I take advantage of Olive's momentary confusion and thrust my elbow back as hard as I can. She grunts in pain and her grip loosens. I repeat the action, knocking her further backwards. I scramble away, turn around, and force a pulse of magic straight at Olive's chest. With a cry, she flies backward and hits the wall.

“What is the meaning of this?” my imaginary queen yells as she moves toward the doorway. I jump to my feet, fumble for my stylus, and scribble across the wall.

“It isn't real!” someone shouts on the other side of the queen.

A doorway of dark space materializes in front of me. I take my first step—and Olive throws herself around my legs. I fall into the darkness of the faerie paths with the lower half of my body still sticking out. “Ugh, get off!” I yell, wriggling and shooting sparks of magic from my fingers.

“You're not getting away this—”

“Yes I am!” I sit up, lean forward, and swing my fist at her face. Surprise, more than anything, is probably what makes her let go. I give her a good kick and squirm my way into the darkness as my doorway closes up behind me. I stand up in the darkness and scramble awkwardly into the lake house on the other side of the paths. “
Flip
, that hurt,” I mutter, clutching my aching hand.
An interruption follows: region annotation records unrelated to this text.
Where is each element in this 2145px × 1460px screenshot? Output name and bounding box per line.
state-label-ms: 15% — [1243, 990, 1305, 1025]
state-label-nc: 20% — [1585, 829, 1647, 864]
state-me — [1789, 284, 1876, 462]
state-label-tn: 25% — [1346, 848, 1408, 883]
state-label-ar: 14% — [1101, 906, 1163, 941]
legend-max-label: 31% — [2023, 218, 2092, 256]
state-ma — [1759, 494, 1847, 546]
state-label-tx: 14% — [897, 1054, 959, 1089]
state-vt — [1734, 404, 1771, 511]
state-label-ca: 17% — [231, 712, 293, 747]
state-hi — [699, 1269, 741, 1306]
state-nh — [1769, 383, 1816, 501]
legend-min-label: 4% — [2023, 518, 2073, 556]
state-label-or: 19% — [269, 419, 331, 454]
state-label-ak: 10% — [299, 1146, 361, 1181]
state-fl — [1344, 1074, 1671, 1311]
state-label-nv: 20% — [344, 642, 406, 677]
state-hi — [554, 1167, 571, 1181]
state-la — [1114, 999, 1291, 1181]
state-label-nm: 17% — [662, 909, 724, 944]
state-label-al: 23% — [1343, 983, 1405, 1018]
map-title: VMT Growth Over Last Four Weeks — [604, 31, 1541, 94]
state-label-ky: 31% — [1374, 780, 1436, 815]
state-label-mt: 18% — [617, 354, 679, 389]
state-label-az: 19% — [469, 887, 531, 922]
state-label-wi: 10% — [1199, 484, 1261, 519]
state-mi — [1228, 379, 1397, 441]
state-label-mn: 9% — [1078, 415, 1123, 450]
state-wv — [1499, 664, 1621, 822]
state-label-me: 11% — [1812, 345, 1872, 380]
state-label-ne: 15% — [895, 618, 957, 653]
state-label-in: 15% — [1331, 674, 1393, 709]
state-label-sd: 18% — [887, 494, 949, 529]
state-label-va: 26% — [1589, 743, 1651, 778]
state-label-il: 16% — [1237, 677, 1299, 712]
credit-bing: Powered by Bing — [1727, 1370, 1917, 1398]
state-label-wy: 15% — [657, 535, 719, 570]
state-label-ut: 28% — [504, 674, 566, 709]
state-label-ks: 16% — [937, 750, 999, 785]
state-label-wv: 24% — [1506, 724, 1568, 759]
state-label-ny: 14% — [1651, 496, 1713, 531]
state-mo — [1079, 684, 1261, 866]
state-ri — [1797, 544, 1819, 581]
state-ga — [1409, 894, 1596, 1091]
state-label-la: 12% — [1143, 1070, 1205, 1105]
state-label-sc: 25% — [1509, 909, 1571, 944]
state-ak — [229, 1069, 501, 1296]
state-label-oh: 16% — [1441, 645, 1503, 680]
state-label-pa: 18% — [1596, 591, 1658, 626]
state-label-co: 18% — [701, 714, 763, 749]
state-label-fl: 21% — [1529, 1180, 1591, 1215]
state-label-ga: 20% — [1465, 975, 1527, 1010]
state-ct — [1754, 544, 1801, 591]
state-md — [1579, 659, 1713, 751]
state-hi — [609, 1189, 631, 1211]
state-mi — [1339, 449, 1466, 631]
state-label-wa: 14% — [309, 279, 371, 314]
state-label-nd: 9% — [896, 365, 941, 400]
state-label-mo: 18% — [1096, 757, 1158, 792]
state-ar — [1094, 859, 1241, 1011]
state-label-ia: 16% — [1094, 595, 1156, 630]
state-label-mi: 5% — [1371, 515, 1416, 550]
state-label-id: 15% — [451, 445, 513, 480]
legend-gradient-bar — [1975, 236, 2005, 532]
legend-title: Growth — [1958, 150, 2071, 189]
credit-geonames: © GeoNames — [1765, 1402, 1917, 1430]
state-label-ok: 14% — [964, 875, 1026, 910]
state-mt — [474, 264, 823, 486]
And now, in the quiet of the lake house as fatigue and a headache creep up on me once more, my mind finally has a moment to comprehend what just happened.

A spell. To detect Gifted. That's what that woman was testing downstairs. She must have put it on the entrance room doorway after I was already inside the Guild. That's why there were more people than usual in the foyer. They cast the spell and then everyone went home, probably never suspecting they'd get a chance to see it in action so soon. And the damn thing
works
, which means that every single Griffin Gifted fae who—

Ryn. Crap. I have to warn Ryn.

I'm about to rush straight to his house when I remember the other spell I'm supposed to be avoiding. Stupid Guild and their stupid detection spells. What were the words to that shield charm Gemma and Perry put together? It was so much simpler than the tongue twisting faerie paths spell but, darn it, I can't afford to get it wrong.

I unlock the faerie door and run through it. Then into the entrance hall, past the living room, and

“Oh, Calla, did you—”

“Yes, got it!” I shout as I run for the stairs. Gaius can examine the contents of the pouch later if he wants. I find the page with Perry's spell beside my bed. I rush into the bathing room, stand in front of the mirror as I hold one hand above my head, and read the spell. Looking into the mirror, I make sure the glowing dust forms and settles over me. “Done,” I murmur to myself as I leave the page on the bed. I hurry back downstairs, and barely a minute later, I'm stepping out of the faerie paths into Ryn's living room.

Dark, quiet and musty, the room's only light comes from the open door leading to the kitchen. I take a careful step forward, and then another, afraid to disturb the stillness. The room is tidy, with everything in its place except for the open books on the coffee table and the bottle standing beside them. A bottle containing some kind of alcohol, judging by its shape. Human-made alcohol, I realize as I step closer. The kind that knocks faeries out after only a few sips. It's unopened, though, which provides me with some relief.